TROISIEME REPUBLIQUE (4.9.1870 au 28.6.1940)
Le mot de Laurent Sailly pour le blog Grandes Chroniques de
France
La Troisième République naît
dans l’urgence, le 4 septembre 1870, après la défaite de Sedan et la
chute du Second Empire. Un gouvernement provisoire, dominé par les républicains
parisiens, proclame la République mais ne dispose ni de légitimité
constitutionnelle ni de capacité à conclure la paix avec la Prusse. L’armistice
de janvier 1871 conduit à l’élection d’une Assemblée nationale majoritairement
monarchiste, qui confie le pouvoir exécutif à Adolphe Thiers. La
signature de la paix et la perte de l’Alsace-Lorraine provoquent l’explosion de
la Commune de Paris, écrasée lors de la Semaine sanglante en mai 1871.
Entre 1871 et 1875, la
République demeure provisoire. Plusieurs lois constitutionnelles (Rivet,
Tréveneuc, Broglie) cherchent à encadrer l’exécutif et à préparer un éventuel
retour à la monarchie, notamment sous Mac-Mahon, élu en 1873 pour un septennat
pensé comme une transition vers la restauration royale. Mais l’échec du comte
de Chambord, refusant le drapeau tricolore, rend impossible la restauration
monarchique.
Les lois constitutionnelles
de 1875 instaurent un régime parlementaire bicaméral, avec un président
doté de pouvoirs théoriques importants mais dépendant du contreseing
ministériel, et un Sénat conçu comme un contrepoids conservateur à la Chambre
élue au suffrage universel masculin.
La crise du 16 mai 1877,
opposant Mac-Mahon à la majorité républicaine, se conclut par la victoire
parlementaire et l’élection de Jules Grévy, qui inaugure une pratique
institutionnelle effaçant le président au profit des Chambres — la «
Constitution Grévy ». S’ouvre alors une longue période d’instabilité
ministérielle mais aussi d’enracinement républicain.

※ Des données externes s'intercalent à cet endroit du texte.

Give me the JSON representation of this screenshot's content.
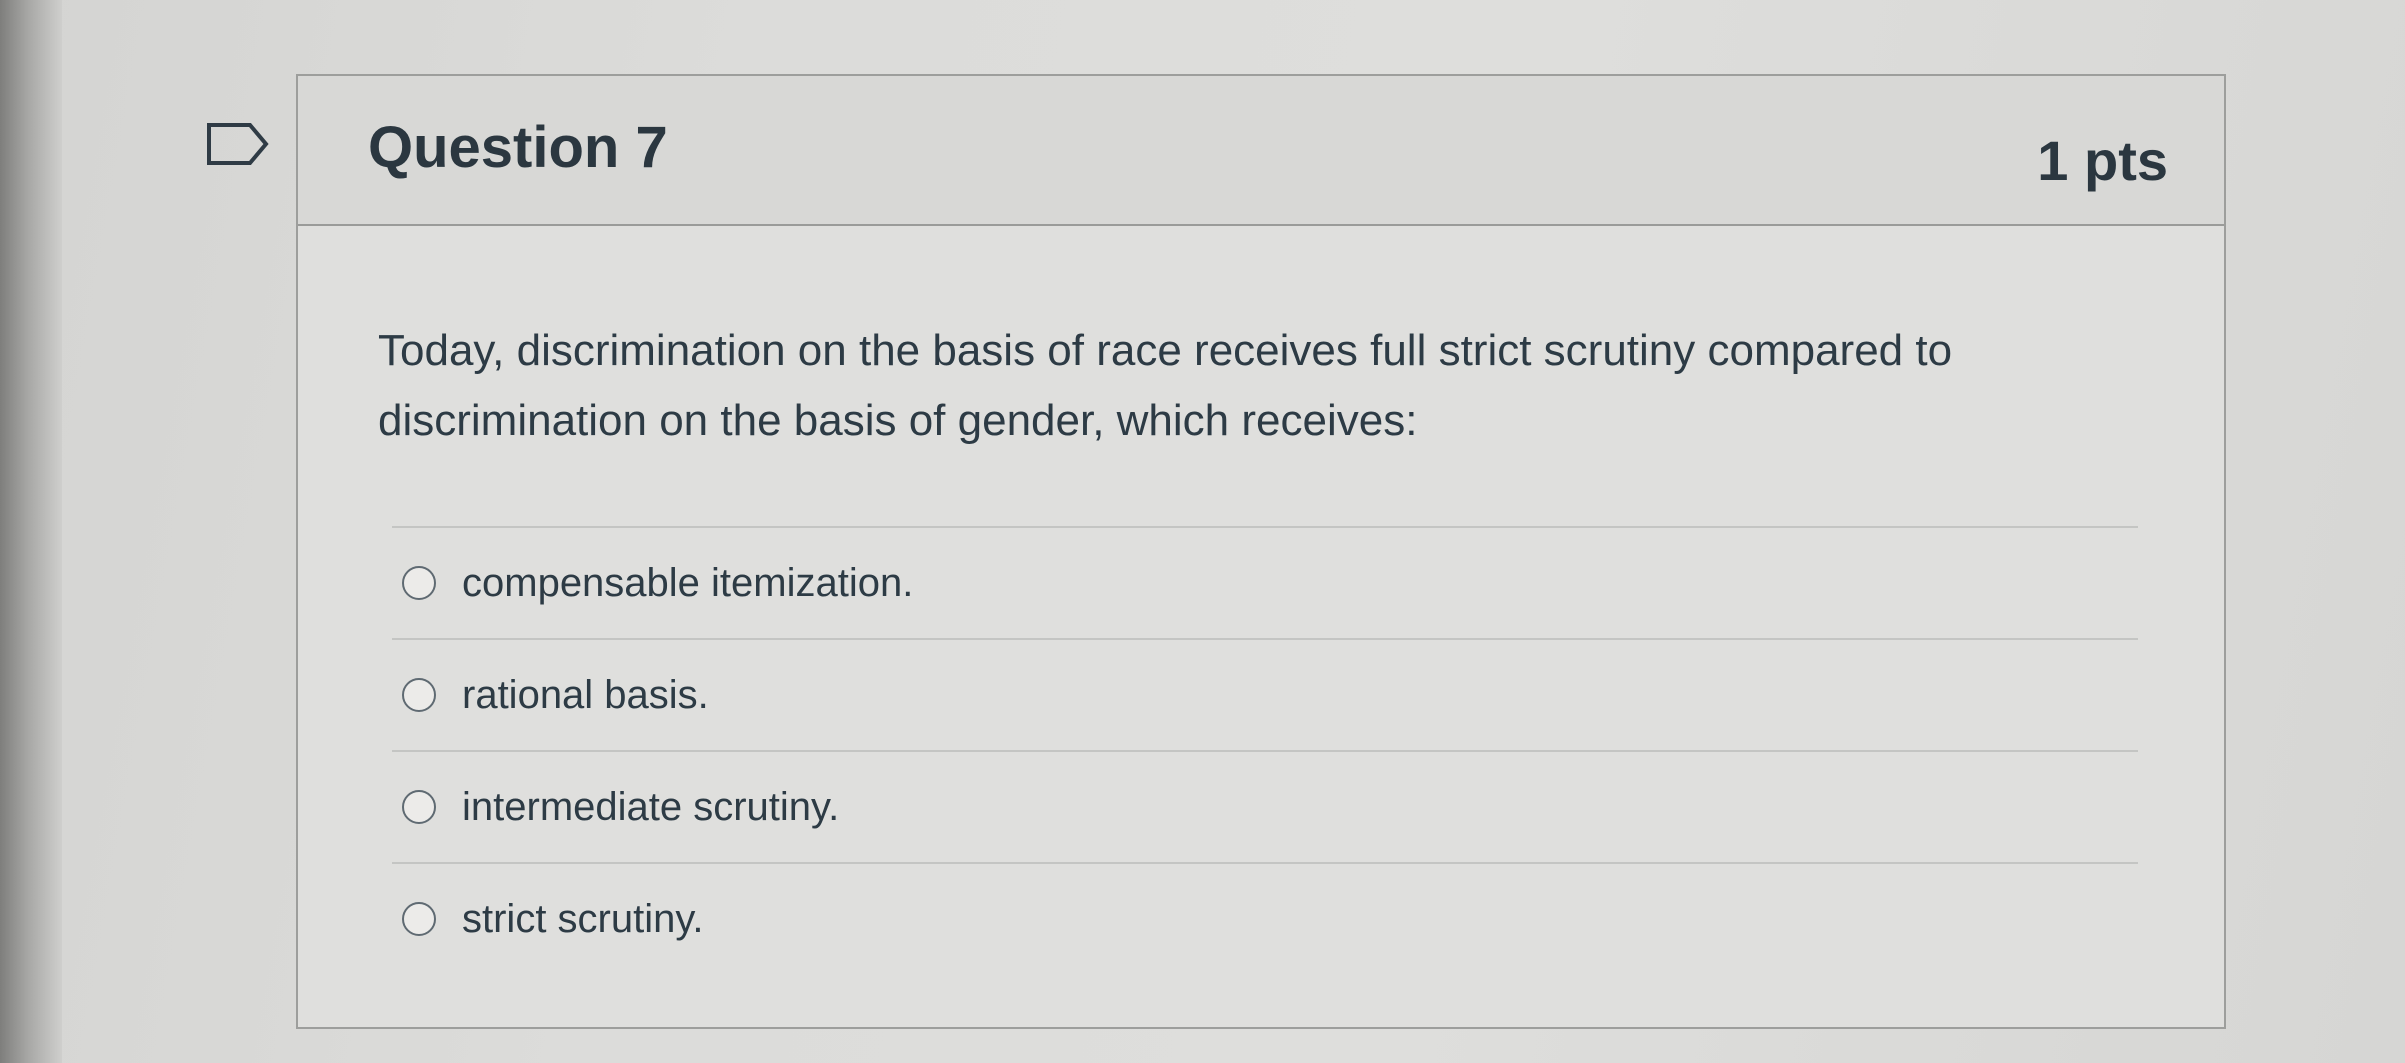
{
  "question": {
    "title": "Question 7",
    "points": "1 pts",
    "text": "Today, discrimination on the basis of race receives full strict scrutiny compared to discrimination on the basis of gender, which receives:"
  },
  "answers": [
    {
      "label": "compensable itemization.",
      "selected": false
    },
    {
      "label": "rational basis.",
      "selected": false
    },
    {
      "label": "intermediate scrutiny.",
      "selected": false
    },
    {
      "label": "strict scrutiny.",
      "selected": false
    }
  ],
  "icons": {
    "flag": "flag-question-icon",
    "radio": "radio-button-icon"
  },
  "colors": {
    "text": "#2d3b45",
    "border": "#9d9e9c",
    "header_background": "#d8d8d6"
  }
}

Les années 1880-1890 voient
l’affirmation des républicains opportunistes (Ferry, Gambetta) et la mise en
place des grandes lois libérales : liberté de réunion (1881), liberté de la
presse (1881), liberté syndicale (1884), école gratuite, laïque et obligatoire
(1881-1882), séparation des Églises et de l’État (1905). La République affronte
aussi des crises majeures : le boulangisme, qui menace un temps les
institutions, puis l’affaire Dreyfus, révélatrice d’un profond clivage
national et d’un antisémitisme virulent, mais qui se conclut par la
réhabilitation du capitaine en 1906.
De 1898 à 1914, la République
radicale domine, marquée par l’anticléricalisme, la loi de 1905 et une forte
instabilité gouvernementale. La Première Guerre mondiale impose l’Union
sacrée et renforce le rôle du Parlement dans le contrôle de l’effort de
guerre, malgré l’état de siège et la censure. Sous Clemenceau, la France mène
la guerre jusqu’à la victoire de 1918, au prix d’immenses pertes humaines et
financières.
L’après-guerre est marqué par
la « chambre bleu horizon » (1919), la montée des tensions sociales, la
scission socialiste de 1920 et les difficultés économiques. Les années
1920-1930 alternent entre gouvernements de droite, Cartel des gauches, Union
nationale, réformes financières de Poincaré et crises politiques (Stavisky, 6
février 1934) .
Le Front populaire
triomphe en 1936, menant les grandes réformes sociales : congés payés, semaine
de 40 heures, conventions collectives, accords Matignon . Mais les divisions
internes, la crise économique et la montée des périls européens fragilisent le
régime.
La Troisième République
s’effondre en juillet 1940, lorsque l’Assemblée nationale vote les
pleins pouvoirs constituants au maréchal Pétain, mettant fin au régime né en
1870.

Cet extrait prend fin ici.